After potentially wiping out games through November, the NHL is expected to cancel its lucrative Winter Classic event later this week, according to reports.

A source told ESPN that the league will cancel one of its signature events on Thursday, while The Canadian Press reports the announcement will come Friday.

Last Friday, the league announced the possible cancellation of 326 regular-season games — or 26.5 per cent of the season — should the entire month of November be lost due to the lockout.

Speculation quickly grew that the Winter Classic and the all-star game would also be cancelled. NHL deputy commissioner Bill Daly said Friday that the status of those events wasn’t on the league’s agenda for this week.

But, according to the contract the league signed with the University of Michigan to use its stadium for the Winter Classic, the NHL would recover all but $100,000 US of its $3-million rental fee if it was to cancel the event by Nov. 2 or sooner.

If a cancellation comes Nov. 3 or after, the league would also have to reimburse the university for any "out-of-pocket expenses reasonably occurred" in connection with the outdoor game.

The annual Winter Classic was set for Michigan Stadium in Ann Arbor, Mich., a contest featuring the Red Wings against the Toronto Maple Leafs on Jan. 1.

It's believed the league would stand to lose more than the estimated $30 million it earned from last year's Winter Classic in Philadelphia if the 2013 edition was cancelled.

Expected world record

Organizers were expecting a crowd that would eclipse the world record of 104,173 who attended the "Big Chill" NCAA game at the University of Michigan in 2010 and an increased number of secondary events — including alumni, junior, college and American Hockey Leagues games — were slated for a second outdoor venue at Comerica Park in Detroit.

"While the game may be Jan. 1, I knew that (a decision on the Winter Classic) was coming sooner than people thought," sports marketer Brian Cooper said Monday. "Say you're a bank and you're going to bring down your top 150 wealth management clients and they're going to block off New Year's Day — you have to give that a lot of advance, especially if it's New Year's Day."

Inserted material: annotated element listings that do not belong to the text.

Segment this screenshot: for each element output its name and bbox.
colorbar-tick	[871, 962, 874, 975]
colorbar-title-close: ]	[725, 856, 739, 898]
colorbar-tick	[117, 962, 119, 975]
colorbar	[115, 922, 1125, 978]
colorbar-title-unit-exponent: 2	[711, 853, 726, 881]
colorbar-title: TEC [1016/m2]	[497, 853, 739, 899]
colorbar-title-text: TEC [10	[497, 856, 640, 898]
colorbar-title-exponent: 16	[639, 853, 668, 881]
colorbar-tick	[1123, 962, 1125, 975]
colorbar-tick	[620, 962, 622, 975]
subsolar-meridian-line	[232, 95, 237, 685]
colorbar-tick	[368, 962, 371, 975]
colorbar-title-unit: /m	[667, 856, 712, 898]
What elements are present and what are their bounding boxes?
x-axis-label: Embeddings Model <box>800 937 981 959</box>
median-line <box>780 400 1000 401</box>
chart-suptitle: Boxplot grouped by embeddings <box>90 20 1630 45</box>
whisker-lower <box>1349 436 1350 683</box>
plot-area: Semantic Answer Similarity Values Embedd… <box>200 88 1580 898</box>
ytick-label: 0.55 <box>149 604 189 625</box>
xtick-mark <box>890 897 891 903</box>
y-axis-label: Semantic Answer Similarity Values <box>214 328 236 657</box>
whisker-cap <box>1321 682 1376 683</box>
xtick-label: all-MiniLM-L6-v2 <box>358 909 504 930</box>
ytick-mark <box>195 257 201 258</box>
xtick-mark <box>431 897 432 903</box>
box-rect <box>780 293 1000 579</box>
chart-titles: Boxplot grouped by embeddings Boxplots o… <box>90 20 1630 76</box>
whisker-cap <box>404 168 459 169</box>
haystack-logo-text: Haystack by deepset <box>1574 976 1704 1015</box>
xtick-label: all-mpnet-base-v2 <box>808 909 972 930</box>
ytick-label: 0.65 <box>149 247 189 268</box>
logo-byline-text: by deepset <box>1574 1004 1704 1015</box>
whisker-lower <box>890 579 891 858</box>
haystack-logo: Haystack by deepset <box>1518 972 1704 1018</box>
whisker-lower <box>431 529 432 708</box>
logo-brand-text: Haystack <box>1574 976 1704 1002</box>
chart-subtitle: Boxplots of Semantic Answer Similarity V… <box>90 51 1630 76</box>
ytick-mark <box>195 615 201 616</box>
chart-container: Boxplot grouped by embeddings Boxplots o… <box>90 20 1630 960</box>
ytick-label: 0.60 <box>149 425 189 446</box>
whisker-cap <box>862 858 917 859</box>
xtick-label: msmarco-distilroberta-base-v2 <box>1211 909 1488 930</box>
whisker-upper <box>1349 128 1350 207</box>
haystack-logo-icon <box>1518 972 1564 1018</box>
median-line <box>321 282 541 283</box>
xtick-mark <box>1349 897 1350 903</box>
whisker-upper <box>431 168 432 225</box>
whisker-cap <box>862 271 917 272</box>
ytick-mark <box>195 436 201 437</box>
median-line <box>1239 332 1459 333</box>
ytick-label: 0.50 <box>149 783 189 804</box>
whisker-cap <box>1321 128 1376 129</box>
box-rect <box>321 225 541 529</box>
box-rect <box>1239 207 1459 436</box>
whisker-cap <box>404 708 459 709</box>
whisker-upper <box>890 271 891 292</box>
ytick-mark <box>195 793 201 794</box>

Cooper, the president and CEO of S&E Sponsorship Group, represents a number of corporate clients who do business with the NHL.

He views the pending cancellation of the Winter Classic as a significant moment in the league's ongoing labour dispute. The game at Michigan's "Big House" was one he thought had a tremendous amount of potential because of the inclusion of the Maple Leafs, the first Canadian team to participate.

"This is the first year that it really affects Canada," said Cooper. "There was going to be a lot of in-market (sponsorship) activations, there were going to be a lot of hosting opportunities, there were going to be consumer promotions. …"This was a big date."

No set plans

The two sides have not met since the NHL rejected the NHLPA’s three proposals on Oct. 25 in Toronto. This was after the union rejected a 50-50 offer of all hockey-related revenue from the league two days earlier.

Daly told ESPN in an email on Monday that the two sides have no immediate plans to meet in the hope of finding a resolution to the 44-day lockout.

"No new news," he wrote. "We withdrew our most recent proposal on Friday, and now we are spending time thinking about our next proposal and how best to get closer to a resolution. We hope the union is doing the same thing. Given the fact that the union refused even to discuss our last proposal, it would appear that we still have a large gulf to bridge."